Secondly, a fit to the original data $ x_1, \dots,x_n$ is achieved by selecting location and scale parameters $ \widehat\mu$ and $ \widehat\sigma$ such that

$\displaystyle W_{\widehat\gamma,\widehat\mu,\widehat\sigma}^{[t]}=W_{\widetilde\gamma,t,\widetilde\sigma}
$

and

$\displaystyle W_{\widehat\gamma,\widehat\mu,\widehat\sigma}(t)= {n-k\over n}\,,
$

where $ n$ is the total sample size and $ k=\sum_{i=1}^n I(t < x_i)$ is the number of exceedances above $ t$. One gets a GP distribution with the same shape as the first one, yet the reparametrized distribution possesses the mass $ 1-k/n$ just as the empirical distribution function of the $ x_i$ above the threshold $ t$. As a result, the reparametrized df, density, quantile function and mean excess function can be fitted to the upper part of the empirical df, density, quantile function and mean excess function based on the original data $ x_i$. Explicitly, one gets the estimators
$\displaystyle \widehat\gamma$ $\displaystyle =$ $\displaystyle \widetilde\gamma,$  
$\displaystyle \widehat\sigma$ $\displaystyle =$ $\displaystyle \widetilde\sigma (k/n)^{\widetilde\gamma},$  
$\displaystyle \widehat\mu$ $\displaystyle =$ $\displaystyle t - {\widetilde\sigma - \widehat\sigma \over \widetilde\gamma}.$  

Figure 13.1 exemplifies this procedure.

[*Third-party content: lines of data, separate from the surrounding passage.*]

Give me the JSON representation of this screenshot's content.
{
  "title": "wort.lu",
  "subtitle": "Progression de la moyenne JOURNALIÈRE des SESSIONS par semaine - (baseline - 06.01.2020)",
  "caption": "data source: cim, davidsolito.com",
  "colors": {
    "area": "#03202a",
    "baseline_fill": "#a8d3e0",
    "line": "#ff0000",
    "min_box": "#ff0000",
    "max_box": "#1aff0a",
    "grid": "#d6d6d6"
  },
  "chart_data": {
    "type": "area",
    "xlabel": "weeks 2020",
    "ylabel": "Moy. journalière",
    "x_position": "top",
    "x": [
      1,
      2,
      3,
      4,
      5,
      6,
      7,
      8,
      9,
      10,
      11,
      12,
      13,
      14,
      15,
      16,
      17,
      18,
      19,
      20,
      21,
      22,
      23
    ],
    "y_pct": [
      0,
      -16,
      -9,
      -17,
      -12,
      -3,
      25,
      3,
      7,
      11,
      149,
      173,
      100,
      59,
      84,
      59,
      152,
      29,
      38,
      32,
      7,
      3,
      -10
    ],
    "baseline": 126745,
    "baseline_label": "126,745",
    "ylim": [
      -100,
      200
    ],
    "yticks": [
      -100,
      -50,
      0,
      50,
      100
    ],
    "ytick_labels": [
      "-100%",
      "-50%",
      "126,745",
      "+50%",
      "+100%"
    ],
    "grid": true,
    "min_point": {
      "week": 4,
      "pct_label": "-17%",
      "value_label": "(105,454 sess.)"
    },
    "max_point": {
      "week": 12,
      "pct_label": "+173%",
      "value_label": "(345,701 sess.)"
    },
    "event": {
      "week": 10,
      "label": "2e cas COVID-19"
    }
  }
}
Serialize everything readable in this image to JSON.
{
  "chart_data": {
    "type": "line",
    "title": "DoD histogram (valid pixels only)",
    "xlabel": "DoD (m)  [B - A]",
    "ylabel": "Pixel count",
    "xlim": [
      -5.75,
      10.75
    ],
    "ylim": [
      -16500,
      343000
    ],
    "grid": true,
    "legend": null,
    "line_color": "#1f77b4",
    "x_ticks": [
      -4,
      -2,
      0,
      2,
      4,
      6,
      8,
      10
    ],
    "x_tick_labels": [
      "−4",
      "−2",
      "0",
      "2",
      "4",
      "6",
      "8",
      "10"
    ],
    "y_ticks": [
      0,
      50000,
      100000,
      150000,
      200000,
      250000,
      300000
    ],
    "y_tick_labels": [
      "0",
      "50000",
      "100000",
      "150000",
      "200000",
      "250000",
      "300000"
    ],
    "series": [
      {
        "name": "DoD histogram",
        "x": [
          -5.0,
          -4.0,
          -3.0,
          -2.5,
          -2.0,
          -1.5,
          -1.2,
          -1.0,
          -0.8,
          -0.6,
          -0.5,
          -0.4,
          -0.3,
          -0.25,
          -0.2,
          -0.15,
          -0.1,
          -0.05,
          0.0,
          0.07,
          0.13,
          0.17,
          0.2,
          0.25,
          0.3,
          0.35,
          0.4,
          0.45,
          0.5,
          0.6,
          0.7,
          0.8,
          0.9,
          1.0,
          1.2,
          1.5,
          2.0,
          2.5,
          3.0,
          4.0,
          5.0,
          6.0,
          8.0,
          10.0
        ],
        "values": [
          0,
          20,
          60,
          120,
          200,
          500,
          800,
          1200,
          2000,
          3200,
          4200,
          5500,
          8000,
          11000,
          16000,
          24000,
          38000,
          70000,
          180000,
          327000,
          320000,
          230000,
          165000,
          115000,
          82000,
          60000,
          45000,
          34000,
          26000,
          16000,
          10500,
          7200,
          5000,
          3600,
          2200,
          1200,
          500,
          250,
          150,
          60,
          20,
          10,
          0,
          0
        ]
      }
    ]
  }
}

The left-hand plot shows the empirical df (solid line) based on the exceedances above the threshold $ 1.13$ and a fitted GP df (dotted). The plot on the right-hand side shows the empirical df of the original data set and the reparametrized GP df that fits to the upper tail.

Figure 13.1: Fitting a GP df to the exceedance df above $ t=1.13$ (left) and fitting a reparametrized GP df to the upper tail of the empirical df of the complete sample (right).
\includegraphics[scale=0.425]{xtrfig1}

Within the GP1-submodel of Pareto dfs $ W_{1,\alpha,0,\sigma}$ with location parameter $ \mu=0$, we have

$\displaystyle W_{1,\alpha,0,\sigma}^{[t]} = W_{1,\alpha,0,t}.
$

After having estimated the shape parameter $ \alpha$, based on the exceedances above the threshold $ t$, one obtains the required scale parameter $ \sigma$ from the relation

$\displaystyle W_{1,\alpha,0,\sigma}(t) = {n-k \over n},
$

which yields the estimator

$\displaystyle \widehat\sigma = t \left({k \over n}\right)^{1/\widehat\alpha}.
$

In our implementation, one has to select the number $ k$ of exceedances. Then, the threshold $ t=x_{n-k+1:n}$ is utilized.